Researchers from the Organoid group at the Hubrecht Institute have found that specific gut cells, BEST4/CA7⁺ cells, regulate electrolyte and water balance in response to bacterial toxins that cause diarrhoea. Their findings, published in Cell Stem Cell, show that these cells greatly increase in number when exposed to the cytokine interferon-γ (IFNγ), presenting a promising target for therapeutic strategies.

In the gut, a variety of cell types collaborate to keep a balance of electrolytes and water. Bacterial infections can disrupt this balance, leading to diarrhoea. Yet, it was unclear which cells were mainly affected by these toxins. "In this study, we looked at the recently identified BEST4/CA7⁺ cells, a specific type of cell in the intestinal lining that highly expresses CFTR, an important ion channel for electrolyte balance," says Daisong Wang, lead author of the study.

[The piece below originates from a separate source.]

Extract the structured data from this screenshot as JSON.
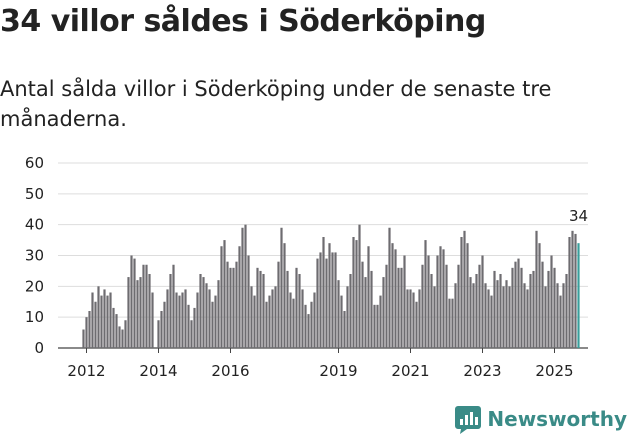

Understanding how BEST4/CA7⁺ cells develop

While researchers previously identified the presence of BEST4/CA7⁺ cells, their development and function are not well understood due to the lack of study models. Wang and his colleagues overcame this by creating human intestinal organoids, mini organ-like structures cultured in a dish. They used these organoids to experimentally assess the response of BEST4/CA7⁺ cells to various specific signals. "Using cell-type specific reporter organoids and CRISPR-mediated genetic modifications, we found that the Notch signalling pathway and a master regulator named SPIB are crucial for these cells' development," Wang notes.

BEST4/CA7⁺ cells: key targets in diarrhoea

The team previously observed swelling of the organoid when the ion channel CFTR was activated. "However, we saw that organoids lacking BEST4/CA7⁺ cells did not show this swelling, confirming the vital role of these cells in controlling fluid balance," Wang explains. This shows that BEST4/CA7⁺ cells are key targets in diarrhoea.

Unexpected growth in response to IFNγ

The researchers then added the type I immune factor called IFNγ which is present during bacterial infections. What they observed was remarkable: "Though these cells only represent a small portion of the intestinal lining, we observed their numbers increase over eightfold in organoids exposed to IFNγ," Wang explains. "This is the first time that a type I immune-responsive cell type has been identified in the human gut and the significant growth of BEST4/CA7⁺ cells underscores their roles in immunity. On the other hand, when treated with a drug called rapamycin, we saw that the number of these cells goes down," he adds. This could suggest a promising pharmacological strategy for naturally regulating the number of BEST4/CA7+ cells.

Future implications

The insights from this study not only advance our understanding of gut biology but also open new doors for therapeutic strategies. "Identifying BEST4/CA7⁺ cells as the primary targets of bacterial toxins might allow us to control fluid release more effectively, either by changing the number of BEST4/CA7⁺ cells or by targeting their intracellular functional mechanisms," Wang notes. While initial laboratory results are promising, further research is necessary to determine the efficacy of these strategies in real-world applications.